Боже, неужели это и впрямь происходит с ним. Не может быть! Дыхание Бринка участилось — точь-в-точь как у больного француза.
Бринк не знал, какое количество возбудителей Pasteurella pestis он успел вдохнуть в себя и сможет ли это количество убить его. Не знал и того, как долго ему ждать появления первых симптомов того, что эта зараза уже начала в его организме свое черное дело.
— Со мной все в порядке, — наконец крикнул Бринк, усиленно моргая, чтобы отогнать приступ паники. — Не входите в палату.
Тем временем лежащий на кровати француз снова задергался.
Бринк старался не дышать глубоко — кто знает, вдруг с глубоким дыханием ему в легкие попадет больше заразы и она скорее даст о себе знать.

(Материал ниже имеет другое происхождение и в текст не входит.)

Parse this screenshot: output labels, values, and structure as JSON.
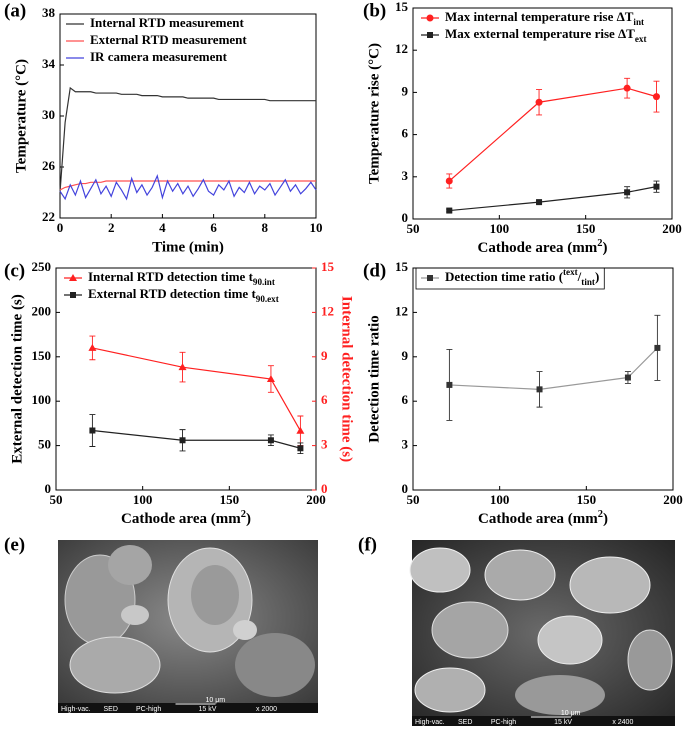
{
  "chart_data": [
    {
      "type": "line",
      "panel": "(a)",
      "xlabel": "Time (min)",
      "ylabel": "Temperature (°C)",
      "xlim": [
        0,
        10
      ],
      "xticks": [
        0,
        2,
        4,
        6,
        8,
        10
      ],
      "ylim": [
        22,
        38
      ],
      "yticks": [
        22,
        26,
        30,
        34,
        38
      ],
      "legend": "upper left",
      "x": [
        0,
        0.2,
        0.4,
        0.6,
        0.8,
        1,
        1.2,
        1.4,
        1.6,
        1.8,
        2,
        2.2,
        2.4,
        2.6,
        2.8,
        3,
        3.2,
        3.4,
        3.6,
        3.8,
        4,
        4.2,
        4.4,
        4.6,
        4.8,
        5,
        5.2,
        5.4,
        5.6,
        5.8,
        6,
        6.2,
        6.4,
        6.6,
        6.8,
        7,
        7.2,
        7.4,
        7.6,
        7.8,
        8,
        8.2,
        8.4,
        8.6,
        8.8,
        9,
        9.2,
        9.4,
        9.6,
        9.8,
        10
      ],
      "series": [
        {
          "name": "Internal RTD measurement",
          "color": "#333333",
          "values": [
            24.0,
            29.5,
            32.2,
            31.9,
            31.9,
            31.9,
            31.9,
            31.8,
            31.8,
            31.8,
            31.8,
            31.8,
            31.7,
            31.7,
            31.7,
            31.7,
            31.6,
            31.6,
            31.6,
            31.6,
            31.5,
            31.5,
            31.5,
            31.5,
            31.5,
            31.4,
            31.4,
            31.4,
            31.4,
            31.4,
            31.4,
            31.3,
            31.3,
            31.3,
            31.3,
            31.3,
            31.3,
            31.3,
            31.3,
            31.3,
            31.3,
            31.2,
            31.2,
            31.2,
            31.2,
            31.2,
            31.2,
            31.2,
            31.2,
            31.2,
            31.2
          ]
        },
        {
          "name": "External RTD measurement",
          "color": "#ff5050",
          "values": [
            24.2,
            24.4,
            24.5,
            24.6,
            24.7,
            24.7,
            24.8,
            24.8,
            24.8,
            24.9,
            24.9,
            24.9,
            24.9,
            24.9,
            24.9,
            24.9,
            24.9,
            24.9,
            24.9,
            24.9,
            24.9,
            24.9,
            24.9,
            24.9,
            24.9,
            24.9,
            24.9,
            24.9,
            24.9,
            24.9,
            24.9,
            24.9,
            24.9,
            24.9,
            24.9,
            24.9,
            24.9,
            24.9,
            24.9,
            24.9,
            24.9,
            24.9,
            24.9,
            24.9,
            24.9,
            24.9,
            24.9,
            24.9,
            24.9,
            24.9,
            24.9
          ]
        },
        {
          "name": "IR camera measurement",
          "color": "#4444dd",
          "values": [
            24.1,
            23.5,
            24.6,
            23.8,
            24.9,
            23.6,
            24.3,
            25.0,
            23.9,
            24.5,
            23.7,
            24.8,
            24.2,
            23.5,
            25.1,
            24.0,
            24.6,
            23.8,
            24.4,
            25.3,
            23.6,
            24.9,
            24.1,
            24.7,
            23.9,
            24.5,
            23.7,
            24.3,
            25.0,
            24.1,
            23.8,
            24.6,
            24.2,
            24.9,
            23.7,
            24.4,
            24.0,
            24.8,
            23.9,
            24.5,
            24.2,
            24.7,
            23.8,
            24.4,
            25.0,
            24.1,
            24.6,
            23.9,
            24.3,
            24.8,
            24.2
          ]
        }
      ]
    },
    {
      "type": "line",
      "panel": "(b)",
      "xlabel": [
        {
          "text": "Cathode area (mm"
        },
        {
          "text": "2",
          "shift": "super"
        },
        {
          "text": ")"
        }
      ],
      "ylabel": "Temperature rise (°C)",
      "xlim": [
        50,
        200
      ],
      "xticks": [
        50,
        100,
        150,
        200
      ],
      "ylim": [
        0,
        15
      ],
      "yticks": [
        0,
        3,
        6,
        9,
        12,
        15
      ],
      "legend": "upper left",
      "x": [
        71,
        123,
        174,
        191
      ],
      "series": [
        {
          "name": [
            {
              "text": "Max internal temperature rise ΔT"
            },
            {
              "text": "int",
              "shift": "sub"
            }
          ],
          "color": "#ff2020",
          "marker": "circle",
          "values": [
            2.7,
            8.3,
            9.3,
            8.7
          ],
          "errors": [
            0.5,
            0.9,
            0.7,
            1.1
          ]
        },
        {
          "name": [
            {
              "text": "Max external temperature rise ΔT"
            },
            {
              "text": "ext",
              "shift": "sub"
            }
          ],
          "color": "#222222",
          "marker": "square",
          "values": [
            0.6,
            1.2,
            1.9,
            2.3
          ],
          "errors": [
            0.1,
            0.1,
            0.4,
            0.4
          ]
        }
      ]
    },
    {
      "type": "line",
      "panel": "(c)",
      "xlabel": [
        {
          "text": "Cathode area (mm"
        },
        {
          "text": "2",
          "shift": "super"
        },
        {
          "text": ")"
        }
      ],
      "ylabel": "External detection time (s)",
      "y2label": "Internal detection time (s)",
      "y2color": "#ff2020",
      "xlim": [
        50,
        200
      ],
      "xticks": [
        50,
        100,
        150,
        200
      ],
      "ylim": [
        0,
        250
      ],
      "yticks": [
        0,
        50,
        100,
        150,
        200,
        250
      ],
      "y2lim": [
        0,
        15
      ],
      "y2ticks": [
        0,
        3,
        6,
        9,
        12,
        15
      ],
      "legend": "upper left",
      "x": [
        71,
        123,
        174,
        191
      ],
      "series": [
        {
          "name": [
            {
              "text": "Internal RTD detection time t"
            },
            {
              "text": "90.int",
              "shift": "sub"
            }
          ],
          "color": "#ff2020",
          "marker": "triangle",
          "axis": "y2",
          "values": [
            9.6,
            8.3,
            7.5,
            4.0
          ],
          "errors": [
            0.8,
            1.0,
            0.9,
            1.0
          ]
        },
        {
          "name": [
            {
              "text": "External RTD detection time t"
            },
            {
              "text": "90.ext",
              "shift": "sub"
            }
          ],
          "color": "#222222",
          "marker": "square",
          "values": [
            67,
            56,
            56,
            47
          ],
          "errors": [
            18,
            12,
            6,
            6
          ]
        }
      ]
    },
    {
      "type": "line",
      "panel": "(d)",
      "xlabel": [
        {
          "text": "Cathode area (mm"
        },
        {
          "text": "2",
          "shift": "super"
        },
        {
          "text": ")"
        }
      ],
      "ylabel": "Detection time ratio",
      "xlim": [
        50,
        200
      ],
      "xticks": [
        50,
        100,
        150,
        200
      ],
      "ylim": [
        0,
        15
      ],
      "yticks": [
        0,
        3,
        6,
        9,
        12,
        15
      ],
      "legend": "upper left",
      "x": [
        71,
        123,
        174,
        191
      ],
      "series": [
        {
          "name": [
            {
              "text": "Detection time ratio ("
            },
            {
              "text": "text",
              "shift": "super"
            },
            {
              "text": "/"
            },
            {
              "text": "tint",
              "shift": "sub"
            },
            {
              "text": ")"
            }
          ],
          "color": "#333333",
          "line_color": "#999999",
          "marker": "square",
          "values": [
            7.1,
            6.8,
            7.6,
            9.6
          ],
          "errors": [
            2.4,
            1.2,
            0.4,
            2.2
          ]
        }
      ]
    }
  ],
  "images": [
    {
      "label": "(e)",
      "footer": [
        "High-vac.",
        "SED",
        "PC-high",
        "15 kV",
        "x 2000"
      ],
      "scale": "10 μm"
    },
    {
      "label": "(f)",
      "footer": [
        "High-vac.",
        "SED",
        "PC-high",
        "15 kV",
        "x 2400"
      ],
      "scale": "10 μm"
    }
  ]
}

Он покачал головой — один вдох возбудителя вряд ли закончится для него легочной формой. Эта мысль немного его успокоила, но ее спутница — что и одного вдоха более чем достаточно, — закралась ему в голову и упорно не желала ее покидать.
Ухватившись за металлическую раму кровати, Бринк осторожно поднялся на ноги и шатаясь направился к двери.
— Со мной все в порядке, — сказал он стоявшей за дверью женщине. — Я сейчас вернусь.
Подойдя к тумбочке, стоявшей у окна по ту сторону кровати, он пошарил в выдвижных ящиках, нашел наполовину полную бутылку с медицинским спиртом и чистую повязку. Намочив повязку спиртом, он протер себе лицо, особенно под носом, вытер губы, скрутив уголок ткани фитильком, как можно глубже прочистил им ноздри. В носу тотчас защипало, лицо ощутило холодок, как если бы он протер его лосьоном после бритья. Бринк даже набрал полный рот спирта и, прополоскав ротовую полость, выплюнул остатки на повязку.
Саму повязку он швырнул в урну, затем осторожно, ухватив ее за тесемку, высвободил из рук француза старую повязку и тоже бросил ее в урну. Лишь после этого он открыл дверь.
— Что случилось? — спросила пожилая сестра и, заглянув ему через плечо, обвела глазами палату. На какой-то момент ее взгляд задержался на больном французе. От нее не скрылось, что теперь больной лежал, как-то неловко откинувшись на подушки.
— Со мной все в порядке, — повторил Бринк.
— Может, мне стоит позвать других врачей? — похоже, она догадалась, что произошло.
— Нет, я же сказал, что со мной все в порядке.
— Сэр, вам нужно срочно…
Бринк шагнул к ней ближе.
— Я сказал. Ничего не произошло. Вы меня поняли?
— Извините, сэр. Да, сэр.
Впрочем, было видно, что уступать она не намерена.
— Он ведь умрет, так же, как и все.
Это не был вопрос. Просто она в иносказательно форме давала ему понять, что знает, что произошло, или, по крайней мере, подозревает.